Zalimin zulmü
18 yaşında bir genci muayene için getirmişti babası. Önce babasını dinlemek istedim. "Neyi var delikanlının? Niçin muayene ve tedavi ettirmek istediniz?" diye sordum.
Babası oğlunun bir problemi olmadığını, ancak askeri psikiyatrist tarafından "çekingen kişilik" teşhisi konduğunu, bu yüzden çok yüksek puan aldığı askeri okul sınavlarından elendiğini anlattı. Delikanlının ortaokul ve lisede arkadaşlarıyla uyumunun iyi olduğunu, canlı ve neşeli, çevresinde sevilen bir kişi olduğunu söyledi.
Öğretmenlerinin de ondan hep övgü ile bahsettiğini de sözlerine ekledi.
Sonra genci içeri aldım. Yaşına uygun duygulanıma ve gelişim özelliklerine sahipti. Gerçekten psikiyatrik hiç problemi yoktu. Kendisiyle ve etrafıyla barışık, geleceğe umutla bakan, iyimser bir delikanlıydı. Hayat doluydu.
Ancak subay olmayı çok istiyordu. Psikolojik yönden elenmesine hem çok üzülmüş hem de bir anlam verememişti.
Askeri hekimin kendisini 3-5 dakika kadar içeride tuttuğunu, başkaca teste tabi tutmadığını söylüyordu.
Şaşılacak muayene ve teşhise anlam veremedim. Babasına oğlunun son derece sağlıklı olduğunu, endişe edilecek hiçbir şey olmadığını izah ettim.
Fakat bu olay içimi kemirmeye başladı. İşin içyüzünde ne vardı?
Askeri psikiyatristin adını almıştım. Araştırmaya başladım. Elbette bir tahminim vardı.
Sonunda durum netleşti. Bu genç psikiyatri hekimi Hain Fetullah Terör Örgütü'nün beyni uyuşturulmuş bir üyesiydi. Verilen emri uyguluyordu.

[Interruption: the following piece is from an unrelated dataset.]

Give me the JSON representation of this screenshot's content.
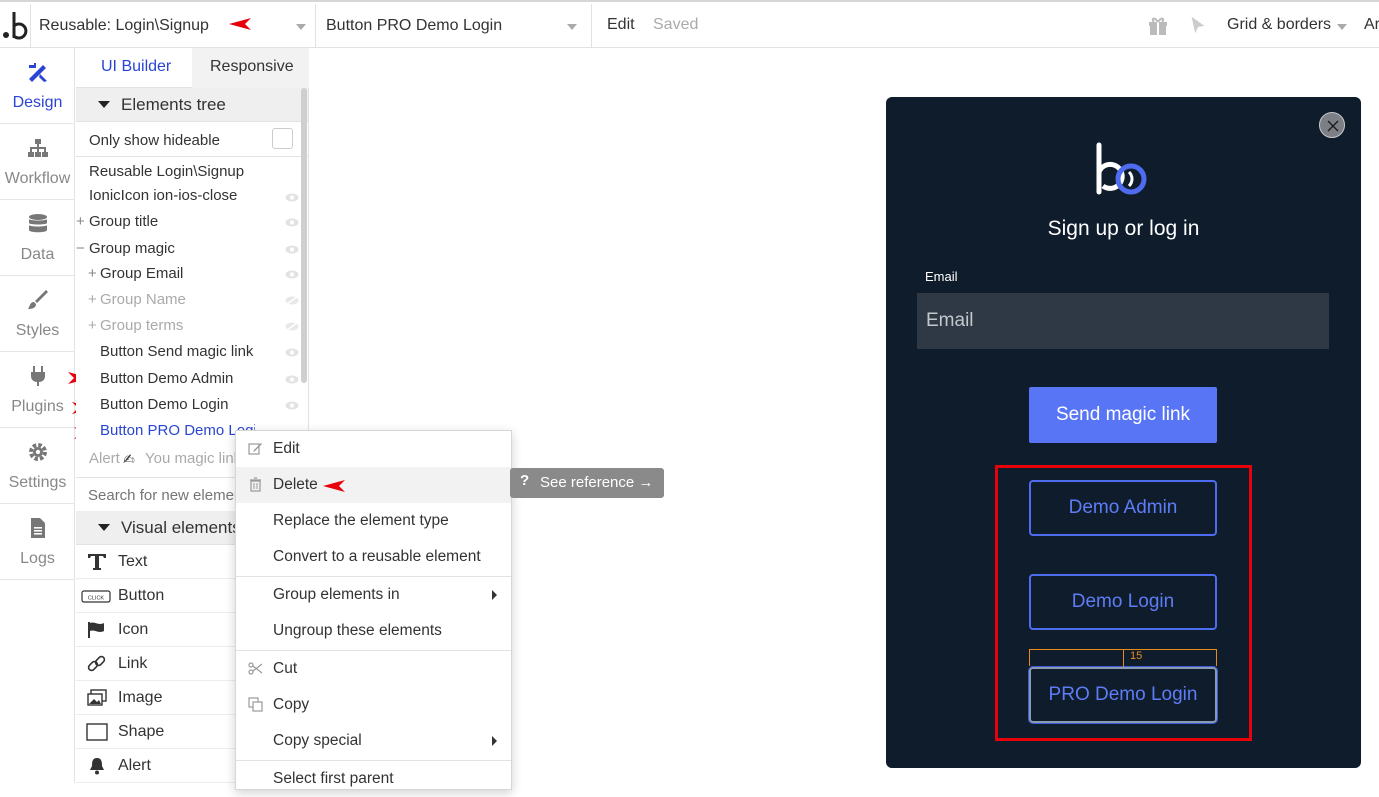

Mesleğine, insanlığına, varsa İslamlığına ihanet içerisindeydi.
Bu kalleş örgüt askeri sınav sorularını ele geçiriyor, kendi zombilerine vererek yüksek puan almalarını sağlıyorlardı. Arada sızan gerçekten zeki ve bilgili çocuklar varsa bu haşhaşi hekimler devreye giriyorlardı. Ve onları da böyle uyduruk teşhislerle, damgalamalarla ekarte ediyorlardı.
Ancak hesap edemedikleri bir şey vardı ki zulmün de bir tahammül sınırı vardı. Rabbim bu dünyada O'nu inkara, din düşmanlığına sabrederdi de zulmün ağırlığına tahammül edemezdi.

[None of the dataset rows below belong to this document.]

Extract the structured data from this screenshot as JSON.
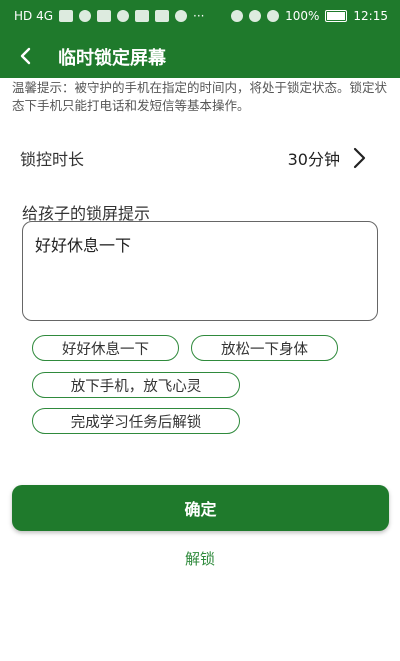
{
  "status_bar": {
    "left_text": "HD 4G",
    "battery": "100%",
    "time": "12:15"
  },
  "header": {
    "title": "临时锁定屏幕"
  },
  "tip": "温馨提示：被守护的手机在指定的时间内，将处于锁定状态。锁定状态下手机只能打电话和发短信等基本操作。",
  "duration": {
    "label": "锁控时长",
    "value": "30分钟"
  },
  "lock_message": {
    "label": "给孩子的锁屏提示",
    "value": "好好休息一下"
  },
  "chips": [
    "好好休息一下",
    "放松一下身体",
    "放下手机，放飞心灵",
    "完成学习任务后解锁"
  ],
  "actions": {
    "confirm_label": "确定",
    "unlock_label": "解锁"
  },
  "colors": {
    "primary": "#1f7a2c",
    "chip_border": "#2f8a3c"
  }
}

Evet, FETÖ'cü hainlerin bu olay gibi her yönden umulmadık zulümleri vardı, tahammül sınırını aştılar ve şimdi yedikleri tokat bunun sonucuydu.
TACETTİN ÖZEREN
6 yıl görev yaptığım Kırklareli'nde vali yardımcısıydı. Entelektüel birikim yüksek, iman dolu bir insandı. Edebi ve kültürel bir dergi çıkarıyordu. Benim orada öğretim üyesi olduğumu öğrenince aradı ve görüşmek istediğini söyledi. Dergisine düzenli yazdım.
Valiliğe gittiğimde tanıştık. Çok sohbetlerimiz oldu. Kurduğu dernekte ger ay düzenli konferanslar oluyordu ve birinde ben, diğerlerinde Doç. Dr. Ali Akben, Akit Gazetesi yazarı Ali Erkan Kavaklı gibi konuşmacılar geliyordu. Şehrin valisi, emniyet müdürü, yargı ileri gelenleri dahil seçkin insanlar dinleyici olarak bulunuyordu.
Hoşsohbet, zihni vatan ve millet sevgisiyle dolu, ülkesine bağlı bir devlet adamıdır.
Kendisine atılan FETÖ'cü iftirasının boşa çıkacağına inanıyorum.